不倫か

 

あれはもう、ちょっと前。

 

当時はまだ、お酒に逃げていた。

 

14歳の頃。一生、逃げなくてはいけないことが起きる。

 

何度、入院を繰り返しても忘れることのできない、雪の山中。

 

18時間が過ぎ、だが、尿意は来ない。来ないようにされている。

 

24時間が経ち、私は元の中学生に戻った。

 

が、学校に行く気が起きず、三年になる頃には、

 

立派な不登校児童になっていた。

 

当時、仲良くなったのは大学生(左右問わず)や、

 

大型バイク乗りのミュージシャンなど。

 

それから三十年が過ぎ、私はあの頃、住んでいた下宿のそばの、

 

病院に強制入院させられた。お酒を飲みすぎたのだ。

 

「もう死なせてくれ」と言ったのを憶えている。

 

個室で手錠、足はベルトで絞められ、拘束されて入院。

 

翌朝、離脱症状も起きず、「先生、これ、外して」

 

と、冷静な声音で言えた。

 

お酒より、もっと強い向精神作用薬を経験している。

 

そして。担当ナースさんは相当の美人。

 

点滴を取り換えに来るたび、私は、

 

「だいぶ落ち着いてきたみたいです。アナタ、美人だから」

 

を繰り返した。彼女は、

 

「あはは。ありがとっ。でも、私、もう結婚しているからっ」

 

と笑って流してくれた。三日が過ぎ、

 

私は点滴内容に注文を付けた。

 

彼女はそれを主治医に告げてくれたのだと思う。

 

すぐに点滴内容が変わった。現行の栄養学で解る程度の、

 

スコア100のアミノ酸が足されたのだ。

 

まぁ、よし・・・と思っていたら、担当ナースさんが言った。

 

「点滴、変ったよ。
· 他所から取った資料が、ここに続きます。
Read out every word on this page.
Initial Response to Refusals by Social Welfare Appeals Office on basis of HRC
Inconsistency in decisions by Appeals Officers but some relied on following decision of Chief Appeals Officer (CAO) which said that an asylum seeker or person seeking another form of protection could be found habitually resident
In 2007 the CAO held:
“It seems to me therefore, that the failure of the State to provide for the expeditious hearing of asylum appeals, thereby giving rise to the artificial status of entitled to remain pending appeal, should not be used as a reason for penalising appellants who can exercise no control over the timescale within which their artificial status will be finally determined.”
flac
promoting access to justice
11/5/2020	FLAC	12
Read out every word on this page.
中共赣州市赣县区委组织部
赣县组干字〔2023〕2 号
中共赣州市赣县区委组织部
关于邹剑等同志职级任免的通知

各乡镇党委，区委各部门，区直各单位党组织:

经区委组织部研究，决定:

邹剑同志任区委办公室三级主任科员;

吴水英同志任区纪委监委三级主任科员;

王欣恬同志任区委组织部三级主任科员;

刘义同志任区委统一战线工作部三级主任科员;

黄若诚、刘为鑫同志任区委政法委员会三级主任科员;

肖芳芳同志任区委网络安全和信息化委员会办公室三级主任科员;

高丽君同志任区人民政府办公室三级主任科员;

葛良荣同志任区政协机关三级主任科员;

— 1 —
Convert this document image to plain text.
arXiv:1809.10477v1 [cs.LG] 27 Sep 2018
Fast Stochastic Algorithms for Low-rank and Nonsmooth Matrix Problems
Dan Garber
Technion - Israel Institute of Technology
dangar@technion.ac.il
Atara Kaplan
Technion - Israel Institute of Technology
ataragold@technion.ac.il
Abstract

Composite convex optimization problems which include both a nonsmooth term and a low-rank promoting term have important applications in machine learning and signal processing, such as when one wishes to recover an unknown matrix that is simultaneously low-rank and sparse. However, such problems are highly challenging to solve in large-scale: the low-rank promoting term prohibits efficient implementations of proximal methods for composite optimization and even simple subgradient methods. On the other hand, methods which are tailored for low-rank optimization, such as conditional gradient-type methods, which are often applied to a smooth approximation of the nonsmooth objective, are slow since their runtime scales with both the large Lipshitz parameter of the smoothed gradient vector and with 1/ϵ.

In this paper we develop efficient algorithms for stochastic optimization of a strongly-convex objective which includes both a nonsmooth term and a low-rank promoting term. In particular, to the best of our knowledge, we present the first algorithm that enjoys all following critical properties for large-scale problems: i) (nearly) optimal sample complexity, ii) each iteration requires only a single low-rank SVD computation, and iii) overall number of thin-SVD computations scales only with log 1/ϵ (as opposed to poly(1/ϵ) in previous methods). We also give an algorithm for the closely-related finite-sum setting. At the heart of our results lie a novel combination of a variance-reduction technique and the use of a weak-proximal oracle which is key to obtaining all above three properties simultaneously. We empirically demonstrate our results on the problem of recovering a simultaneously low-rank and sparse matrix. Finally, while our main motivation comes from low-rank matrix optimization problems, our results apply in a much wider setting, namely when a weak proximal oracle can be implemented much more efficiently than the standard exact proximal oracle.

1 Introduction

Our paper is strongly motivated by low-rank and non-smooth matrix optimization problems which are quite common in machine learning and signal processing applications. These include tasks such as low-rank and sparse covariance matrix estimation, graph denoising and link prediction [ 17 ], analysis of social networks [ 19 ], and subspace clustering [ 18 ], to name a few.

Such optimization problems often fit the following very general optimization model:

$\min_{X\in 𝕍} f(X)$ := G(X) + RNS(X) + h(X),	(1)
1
貴方(私)の言う通りだって、先生が・・・」

 

医師を頂点にした医療界の順列は絶対だ。

 

担当と言えど、ナースが医師に提案するってことは、

 

勇気を振り絞らないといけない。

 

「ありがとっ」私は最初の彼女のように陽気に言った。

 

その肩に両手(ここが肝心)を添えて、彼女も、

 

「・・・ありがとう」を呟き、額を私の肩に、

 

そっと当てた。ほんの二秒間。私はみじろぎもしないで、

 

それを支えた。忙しいだろうに・・・。

 

私はそれを忘れない。もちろん、それ以上のことは無かった。

 

彼女は担当病棟を変わったのだろう、

 

それから、見えなくなった。あの手、あのぬくもりは忘れない。

 

あれは不倫だったのか? ふ。そんなことは無い。

 

無いに決まっている。

 

※※アミノ酸スコアは拙著で書いた。
また、本作をネットで検索していて、私の悪口が届いた方、
刑法の名誉棄損か侮辱罪、また不正アクセス防止法違反ですので、
最寄りの警察署に通報ください。法務局には報告してあります。
あなたのIPアドレスが探られているんですよ?
 準共犯要因もありますので、お気を付けて。